More than any other sport, football is one sport that’s more synonymous with such infamous plan of actions. And it’s in the flashy world of club football that coaching paradigms are subject to the most volatility with loyalties bought and sold with money ruling the roost. It’s a pattern with certain club owners who expect to see results year-after-year, as if taking match-wise audits of the money spent. Big or small club, it doesn’t matter. If the team fails to make it count, then rarely do managers at such clubs get to stay calm and get on with their jobs.

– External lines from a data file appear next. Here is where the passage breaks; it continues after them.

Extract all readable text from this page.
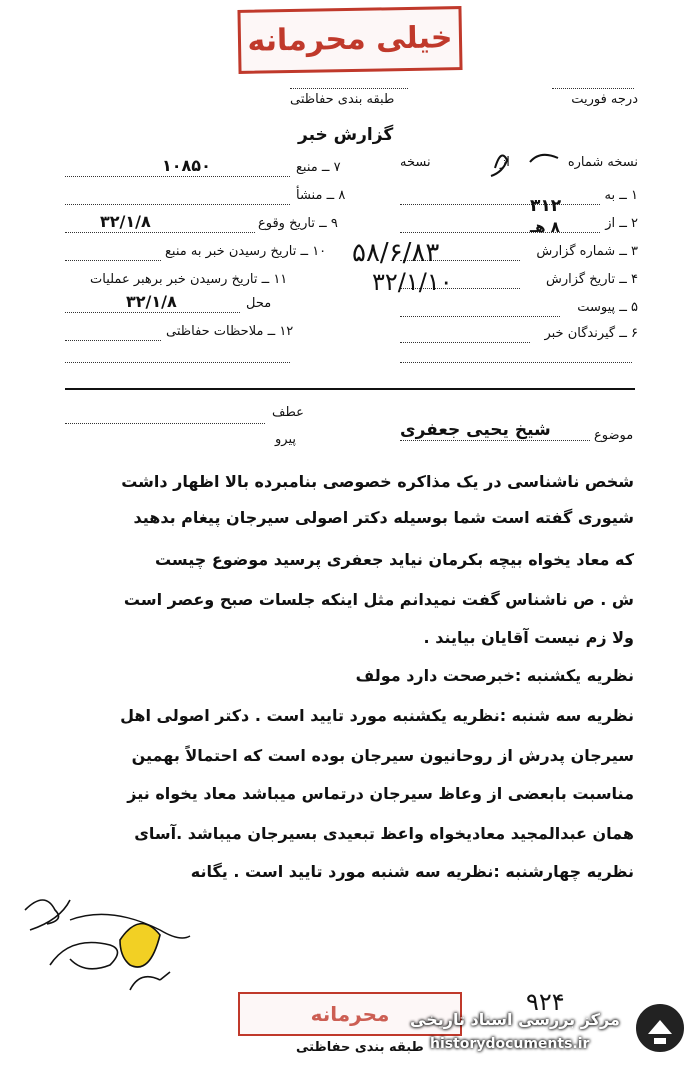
خیلی محرمانه
درجه فوریت
طبقه بندی حفاظتی
گزارش خبر
نسخه شماره
از
نسخه
۱ ــ به
۳۱۲
۲ ــ از
۸ هـ
۳ ــ شماره گزارش
۵۸/۶/۸۳
۴ ــ تاریخ گزارش
۳۲/۱/۱۰
۵ ــ پیوست
۶ ــ گیرندگان خبر
۷ ــ منبع
۱۰۸۵۰
۸ ــ منشأ
۹ ــ تاریخ وقوع
۳۲/۱/۸
۱۰ ــ تاریخ رسیدن خبر به منبع
۱۱ ــ تاریخ رسیدن خبر برهبر عملیات
محل
۳۲/۱/۸
۱۲ ــ ملاحظات حفاظتی
عطف
پیرو	موضوع
شیخ یحیی جعفری
شخص ناشناسی در یک مذاکره خصوصی بنامبرده بالا اظهار داشت
شیوری گفته است شما بوسیله دکتر اصولی سیرجان پیغام بدهید
که معاد یخواه بیچه بکرمان نیاید جعفری پرسید موضوع چیست
ش . ص ناشناس گفت نمیدانم مثل اینکه جلسات صبح وعصر است
ولا زم نیست آقایان بیایند .
نظریه یکشنبه :خبرصحت دارد مولف
نظریه سه شنبه :نظریه یکشنبه مورد تایید است . دکتر اصولی اهل
سیرجان پدرش از روحانیون سیرجان بوده است که احتمالاً بهمین
مناسبت بابعضی از وعاظ سیرجان درتماس میباشد معاد یخواه نیز
همان عبدالمجید معادیخواه واعظ تبعیدی بسیرجان میباشد .آسای
نظریه چهارشنبه :نظریه سه شنبه مورد تایید است . یگانه
۹۲۴
محرمانه
طبقه بندی حفاظتی
مرکز بررسی اسناد تاریخی
historydocuments.ir
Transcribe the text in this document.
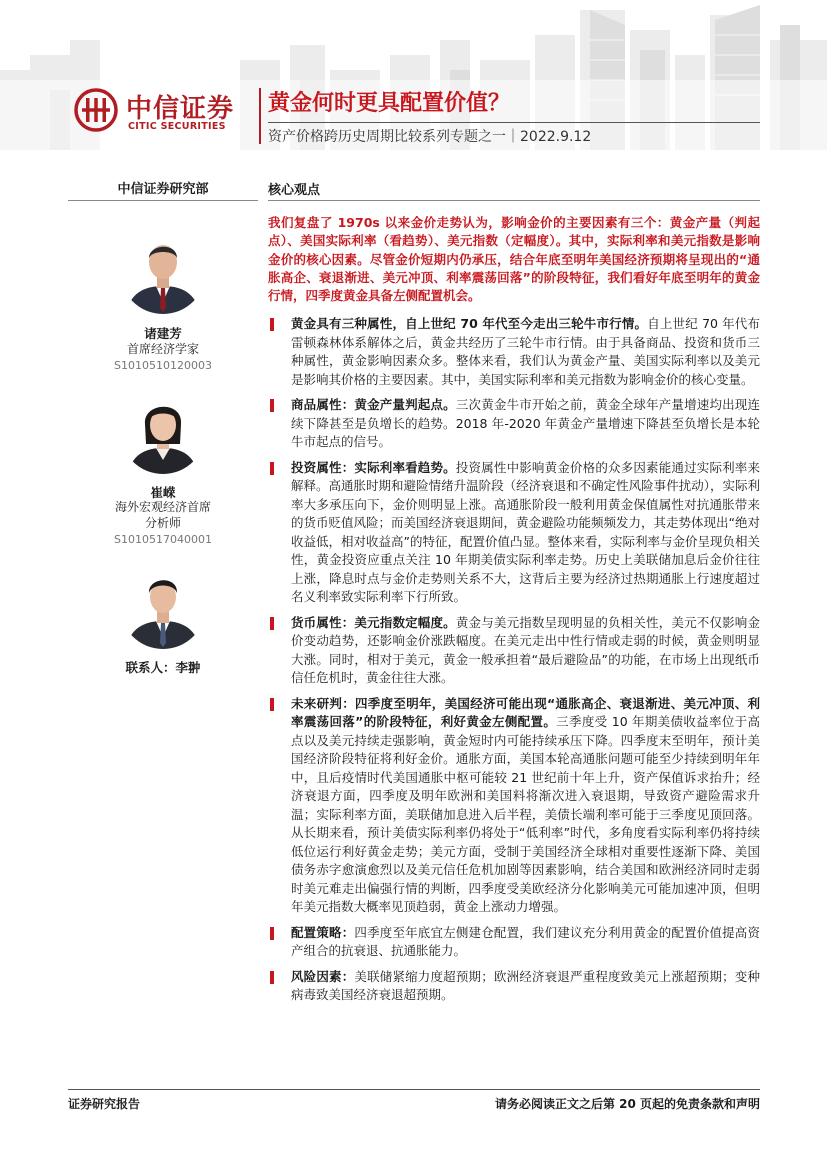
中信证券
CITIC SECURITIES
黄金何时更具配置价值？
资产价格跨历史周期比较系列专题之一｜2022.9.12
中信证券研究部
诸建芳
首席经济学家
S1010510120003
崔嵘
海外宏观经济首席
分析师
S1010517040001
联系人：李翀
核心观点
我们复盘了 1970s 以来金价走势认为，影响金价的主要因素有三个：黄金产量（判起点）、美国实际利率（看趋势）、美元指数（定幅度）。其中，实际利率和美元指数是影响金价的核心因素。尽管金价短期内仍承压，结合年底至明年美国经济预期将呈现出的“通胀高企、衰退渐进、美元冲顶、利率震荡回落”的阶段特征，我们看好年底至明年的黄金行情，四季度黄金具备左侧配置机会。
黄金具有三种属性，自上世纪 70 年代至今走出三轮牛市行情。自上世纪 70 年代布雷顿森林体系解体之后，黄金共经历了三轮牛市行情。由于具备商品、投资和货币三种属性，黄金影响因素众多。整体来看，我们认为黄金产量、美国实际利率以及美元是影响其价格的主要因素。其中，美国实际利率和美元指数为影响金价的核心变量。
商品属性：黄金产量判起点。三次黄金牛市开始之前，黄金全球年产量增速均出现连续下降甚至是负增长的趋势。2018 年-2020 年黄金产量增速下降甚至负增长是本轮牛市起点的信号。
投资属性：实际利率看趋势。投资属性中影响黄金价格的众多因素能通过实际利率来解释。高通胀时期和避险情绪升温阶段（经济衰退和不确定性风险事件扰动），实际利率大多承压向下，金价则明显上涨。高通胀阶段一般利用黄金保值属性对抗通胀带来的货币贬值风险；而美国经济衰退期间，黄金避险功能频频发力，其走势体现出“绝对收益低，相对收益高”的特征，配置价值凸显。整体来看，实际利率与金价呈现负相关性，黄金投资应重点关注 10 年期美债实际利率走势。历史上美联储加息后金价往往上涨，降息时点与金价走势则关系不大，这背后主要为经济过热期通胀上行速度超过名义利率致实际利率下行所致。
货币属性：美元指数定幅度。黄金与美元指数呈现明显的负相关性，美元不仅影响金价变动趋势，还影响金价涨跌幅度。在美元走出中性行情或走弱的时候，黄金则明显大涨。同时，相对于美元，黄金一般承担着“最后避险品”的功能，在市场上出现纸币信任危机时，黄金往往大涨。
未来研判：四季度至明年，美国经济可能出现“通胀高企、衰退渐进、美元冲顶、利率震荡回落”的阶段特征，利好黄金左侧配置。三季度受 10 年期美债收益率位于高点以及美元持续走强影响，黄金短时内可能持续承压下降。四季度末至明年，预计美国经济阶段特征将利好金价。通胀方面，美国本轮高通胀问题可能至少持续到明年年中，且后疫情时代美国通胀中枢可能较 21 世纪前十年上升，资产保值诉求抬升；经济衰退方面，四季度及明年欧洲和美国料将渐次进入衰退期，导致资产避险需求升温；实际利率方面，美联储加息进入后半程，美债长端利率可能于三季度见顶回落。从长期来看，预计美债实际利率仍将处于“低利率”时代，多角度看实际利率仍将持续低位运行利好黄金走势；美元方面，受制于美国经济全球相对重要性逐渐下降、美国债务赤字愈演愈烈以及美元信任危机加剧等因素影响，结合美国和欧洲经济同时走弱时美元难走出偏强行情的判断，四季度受美欧经济分化影响美元可能加速冲顶，但明年美元指数大概率见顶趋弱，黄金上涨动力增强。
配置策略：四季度至年底宜左侧建仓配置，我们建议充分利用黄金的配置价值提高资产组合的抗衰退、抗通胀能力。
风险因素：美联储紧缩力度超预期；欧洲经济衰退严重程度致美元上涨超预期；变种病毒致美国经济衰退超预期。
证券研究报告	请务必阅读正文之后第 20 页起的免责条款和声明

Then there are those clubs which opt for stability over flashiness for their managerial candidates. They prefer managers who will last longer and get the team past the difficulties of their initial transitional phase, allowing full veto powers to the manager. These are also clubs which prefer to wait it out – case in point, David Moyes’ selection by Manchester United – rather than going for glam and glitz with high-profile names who, despite all accorded powers, in all likelihood wouldn’t want to continue with the club on a long-term basis.
No matter the problems ailing Manchester United, the most ardent of the club’s followers have thus committed their allegiance to the manager. But where his excellence at Everton – a decidedly mid-level club – was touted with much fanfare, his tactics at United have exposed the cracks within the team and his apparent inability to stem these cracks effectively especially when juxtaposed with what his predecessor, Sir Alex Ferguson, was able to achieve whilst milking the said available playing resources.
The so-called x-factor when it comes to the best coaching techniques thus seems be lost somewhere. All these examples are riddled with ambiguity and offer no clarity about what qualities a coach needs to have and what separates an outstanding coach from a merely good one – irrespective of whether their coaching tendencies run towards authoritarianism or an effusive, all-integrating school of thought.
For most parts, time does look to be the best indicator rather than name and fame of the coaching prospect. But since most coaching jobs require immediate results, time alone doesn’t really delve into bringing out the best out of the coaching pool. And even if time is an indicator as such, at what point does one pause the time-clock to validate whether a coach is working out or not?
The intuitiveness of the coach thus comes into the foreground where time falls into ambiguity. Somehow the coach who allows the player and the team under him to play their natural game always looks to be more welcome, no matter how tall the coach’s stature and reputation.
The stifling of players’ inherence by imposing the coach’s views somehow brings about wariness and discomfort, leading to friction between the two parties. More senior the player or members in a team, more pronounced is this feeling of scepticism and unsettlement.
An experience which, ironically, isn’t that different at all from the disconcertment of the student masses in the school rooms when facing well-intending yet misguidedly pushy teachers.